In the past several attempts have been made to create REST gateways for MCollective but most of them were not very good.
The first requires a cooperative Security Plugin, this plugin is one and lets one build a REST gateway that works with the MCollective AAA design.
The Choria security plugin has specific support for building REST services to interact with MCollective.
Here the REST service has it’s own token based authentication - perhaps OAuth or similar, and would have an internal username schema for it’s users.
It would have a MCollective certificate that’s considered a Privileged User certificate and so can set the callerid to any value it likes.

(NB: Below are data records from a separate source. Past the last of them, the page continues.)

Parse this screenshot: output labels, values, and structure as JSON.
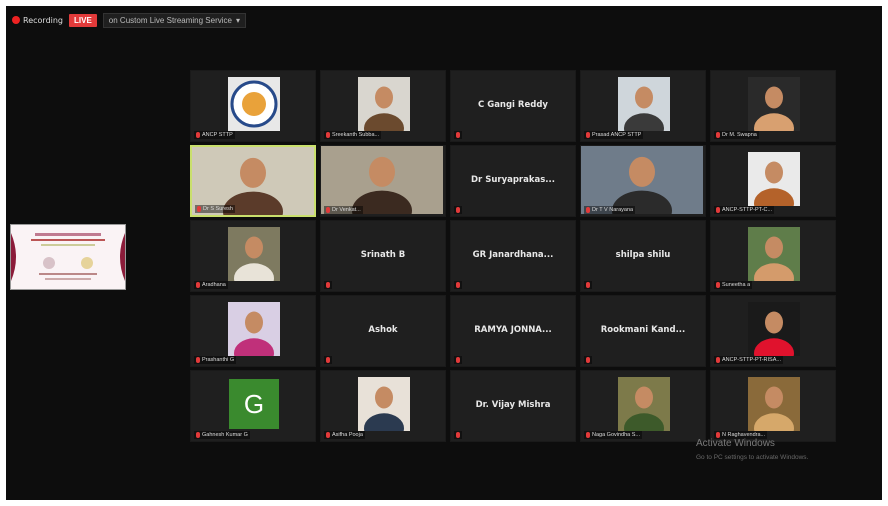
{
  "toolbar": {
    "recording_label": "Recording",
    "live_label": "LIVE",
    "service_label": "on Custom Live Streaming Service",
    "service_chevron": "▾"
  },
  "tiles": [
    {
      "name": "",
      "footer": "ANCP STTP",
      "type": "logo"
    },
    {
      "name": "",
      "footer": "Sreekanth Subba...",
      "type": "photo"
    },
    {
      "name": "C Gangi Reddy",
      "footer": "",
      "type": "name"
    },
    {
      "name": "",
      "footer": "Prasad ANCP STTP",
      "type": "photo"
    },
    {
      "name": "",
      "footer": "Dr M. Swapna",
      "type": "photo"
    },
    {
      "name": "",
      "footer": "Dr S Suresh",
      "type": "photo"
    },
    {
      "name": "",
      "footer": "Dr Venkat...",
      "type": "photo"
    },
    {
      "name": "Dr Suryaprakas...",
      "footer": "",
      "type": "name"
    },
    {
      "name": "",
      "footer": "Dr T V Narayana",
      "type": "photo"
    },
    {
      "name": "",
      "footer": "ANCP-STTP-PT-C...",
      "type": "photo"
    },
    {
      "name": "",
      "footer": "Aradhana",
      "type": "photo"
    },
    {
      "name": "Srinath B",
      "footer": "",
      "type": "name"
    },
    {
      "name": "GR Janardhana...",
      "footer": "",
      "type": "name"
    },
    {
      "name": "shilpa shilu",
      "footer": "",
      "type": "name"
    },
    {
      "name": "",
      "footer": "Suneetha a",
      "type": "photo"
    },
    {
      "name": "",
      "footer": "Prashanthi G",
      "type": "photo"
    },
    {
      "name": "Ashok",
      "footer": "",
      "type": "name"
    },
    {
      "name": "RAMYA JONNA...",
      "footer": "",
      "type": "name"
    },
    {
      "name": "Rookmani Kand...",
      "footer": "",
      "type": "name"
    },
    {
      "name": "",
      "footer": "ANCP-STTP-PT-RISA...",
      "type": "photo"
    },
    {
      "name": "G",
      "footer": "Gahnesh Kumar G",
      "type": "avatar"
    },
    {
      "name": "",
      "footer": "Asifha Pooja",
      "type": "photo"
    },
    {
      "name": "Dr. Vijay Mishra",
      "footer": "",
      "type": "name"
    },
    {
      "name": "",
      "footer": "Naga Govindha S...",
      "type": "photo"
    },
    {
      "name": "",
      "footer": "N Raghavendra...",
      "type": "photo"
    }
  ],
  "watermark": {
    "line1": "Activate Windows",
    "line2": "Go to PC settings to activate Windows."
  },
  "colors": {
    "active_speaker_border": "#c9df6c",
    "mic_muted": "#e23a3a",
    "avatar_green": "#3a8a2e"
  }
}
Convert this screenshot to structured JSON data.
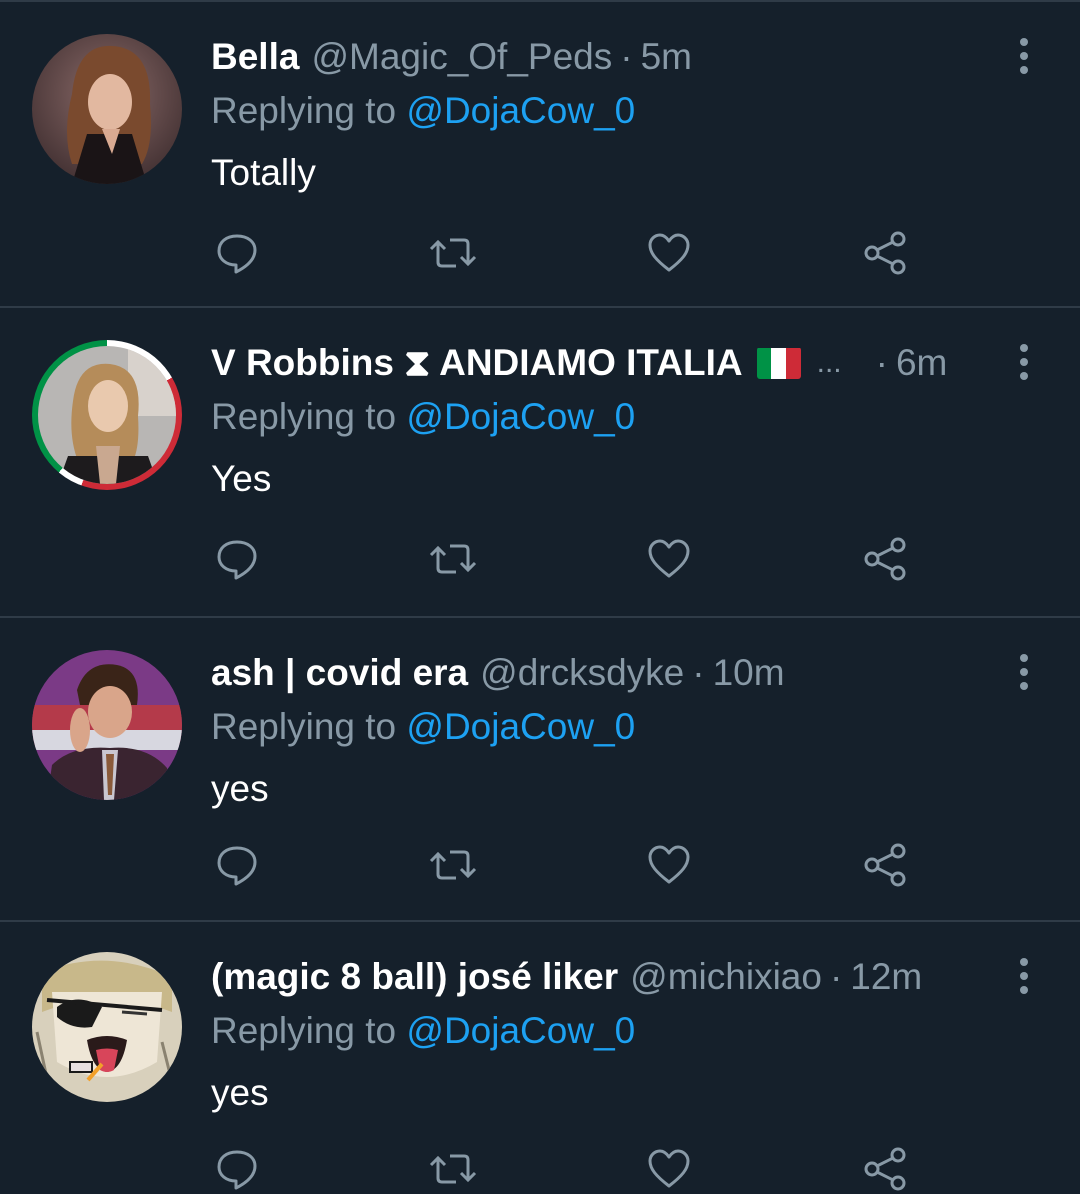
{
  "colors": {
    "background": "#15202b",
    "divider": "#2f3b47",
    "secondary_text": "#8899a6",
    "link": "#1da1f2",
    "primary_text": "#ffffff"
  },
  "tweets": [
    {
      "name": "Bella",
      "handle": "@Magic_Of_Peds",
      "separator": "·",
      "time": "5m",
      "replying_prefix": "Replying to",
      "mention": "@DojaCow_0",
      "text": "Totally",
      "avatar_icon": "avatar-photo"
    },
    {
      "name": "V Robbins ⧗ ANDIAMO ITALIA",
      "name_suffix_icon": "italy-flag-icon",
      "name_truncation": "...",
      "handle": "",
      "separator": "·",
      "time": "6m",
      "replying_prefix": "Replying to",
      "mention": "@DojaCow_0",
      "text": "Yes",
      "avatar_icon": "avatar-photo"
    },
    {
      "name": "ash | covid era",
      "handle": "@drcksdyke",
      "separator": "·",
      "time": "10m",
      "replying_prefix": "Replying to",
      "mention": "@DojaCow_0",
      "text": "yes",
      "avatar_icon": "avatar-photo"
    },
    {
      "name": "(magic 8 ball) josé liker",
      "handle": "@michixiao",
      "separator": "·",
      "time": "12m",
      "replying_prefix": "Replying to",
      "mention": "@DojaCow_0",
      "text": "yes",
      "avatar_icon": "avatar-illustration"
    }
  ],
  "action_icons": [
    "reply-icon",
    "retweet-icon",
    "like-icon",
    "share-icon"
  ],
  "more_icon": "more-vertical-icon"
}
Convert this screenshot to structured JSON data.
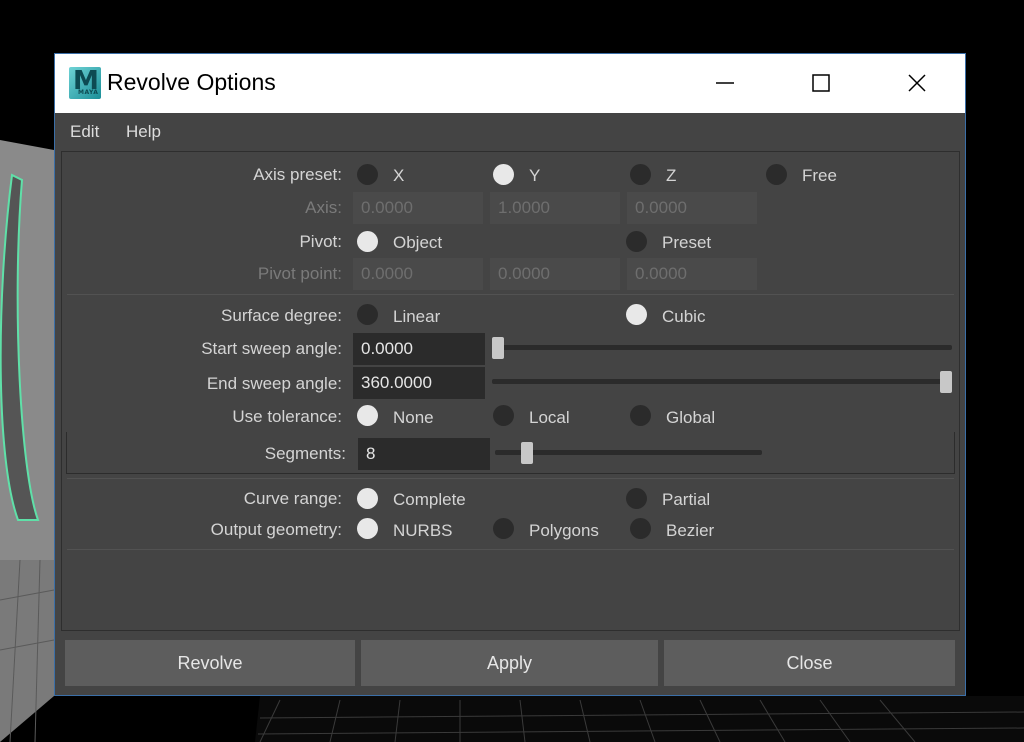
{
  "window": {
    "title": "Revolve Options",
    "logo_letter": "M",
    "logo_sub": "MAYA"
  },
  "menu": {
    "items": [
      "Edit",
      "Help"
    ]
  },
  "axis_preset": {
    "label": "Axis preset:",
    "options": [
      "X",
      "Y",
      "Z",
      "Free"
    ],
    "selected": "Y"
  },
  "axis": {
    "label": "Axis:",
    "values": [
      "0.0000",
      "1.0000",
      "0.0000"
    ]
  },
  "pivot": {
    "label": "Pivot:",
    "options": [
      "Object",
      "Preset"
    ],
    "selected": "Object"
  },
  "pivot_point": {
    "label": "Pivot point:",
    "values": [
      "0.0000",
      "0.0000",
      "0.0000"
    ]
  },
  "surface_degree": {
    "label": "Surface degree:",
    "options": [
      "Linear",
      "Cubic"
    ],
    "selected": "Cubic"
  },
  "start_sweep": {
    "label": "Start sweep angle:",
    "value": "0.0000",
    "fraction": 0.0
  },
  "end_sweep": {
    "label": "End sweep angle:",
    "value": "360.0000",
    "fraction": 1.0
  },
  "use_tolerance": {
    "label": "Use tolerance:",
    "options": [
      "None",
      "Local",
      "Global"
    ],
    "selected": "None"
  },
  "segments": {
    "label": "Segments:",
    "value": "8",
    "fraction": 0.1
  },
  "curve_range": {
    "label": "Curve range:",
    "options": [
      "Complete",
      "Partial"
    ],
    "selected": "Complete"
  },
  "output_geometry": {
    "label": "Output geometry:",
    "options": [
      "NURBS",
      "Polygons",
      "Bezier"
    ],
    "selected": "NURBS"
  },
  "buttons": {
    "revolve": "Revolve",
    "apply": "Apply",
    "close": "Close"
  }
}
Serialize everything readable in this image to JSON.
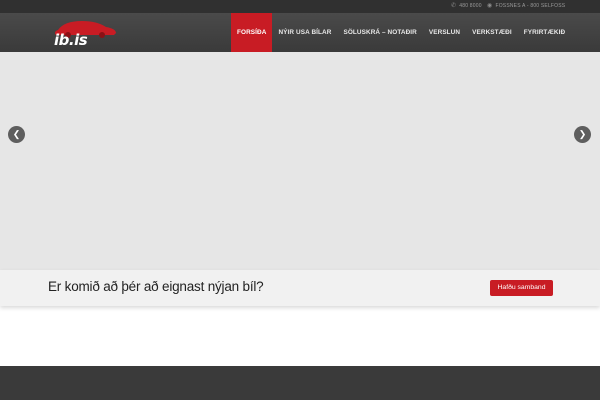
{
  "topbar": {
    "phone": "480 8000",
    "address": "FOSSNES A - 800 SELFOSS"
  },
  "logo": {
    "text": "ib.is",
    "colors": {
      "car": "#c81c24",
      "text": "#ffffff"
    }
  },
  "nav": {
    "items": [
      {
        "label": "FORSÍÐA",
        "active": true
      },
      {
        "label": "NÝIR USA BÍLAR",
        "active": false
      },
      {
        "label": "SÖLUSKRÁ – NOTAÐIR",
        "active": false
      },
      {
        "label": "VERSLUN",
        "active": false
      },
      {
        "label": "VERKSTÆÐI",
        "active": false
      },
      {
        "label": "FYRIRTÆKIÐ",
        "active": false
      }
    ]
  },
  "slider": {
    "prev_icon": "chevron-left-icon",
    "next_icon": "chevron-right-icon"
  },
  "cta": {
    "text": "Er komið að þér að eignast nýjan bíl?",
    "button_label": "Hafðu samband"
  },
  "colors": {
    "accent": "#c81c24",
    "topbar": "#303030",
    "navbar": "#404040",
    "slider": "#e6e6e6",
    "footer": "#3a3a3a"
  }
}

To MCollective the callerid would be choria=uid_set_by_rest where AAA can happen based on this callerid, thus every user has a REST assigned unique ID visible in logs etc.
This way the REST gateway can do it’s own RBAC, caching, security model etc and with the model above the clients do not need to wait - results spool back from a database, can be paged and retrieved at any later date, ideal for building web databases or long running tasks.
To set this up the REST service would get it’s own SSL certs as any other clients and nodes would need to be specifically configured to trust the REST gateway as a Privileged User capable of setting callerid != certname
By default any certificate matching /.privileged.mcollective$/ will be a privileged user but you can specificy a list like:
plugin.choria.security.privileged_users = rest_gateway_1.mcollective, rest_gateway_2.mcollective
MCollective is still not pure JSON but this might change in the near future.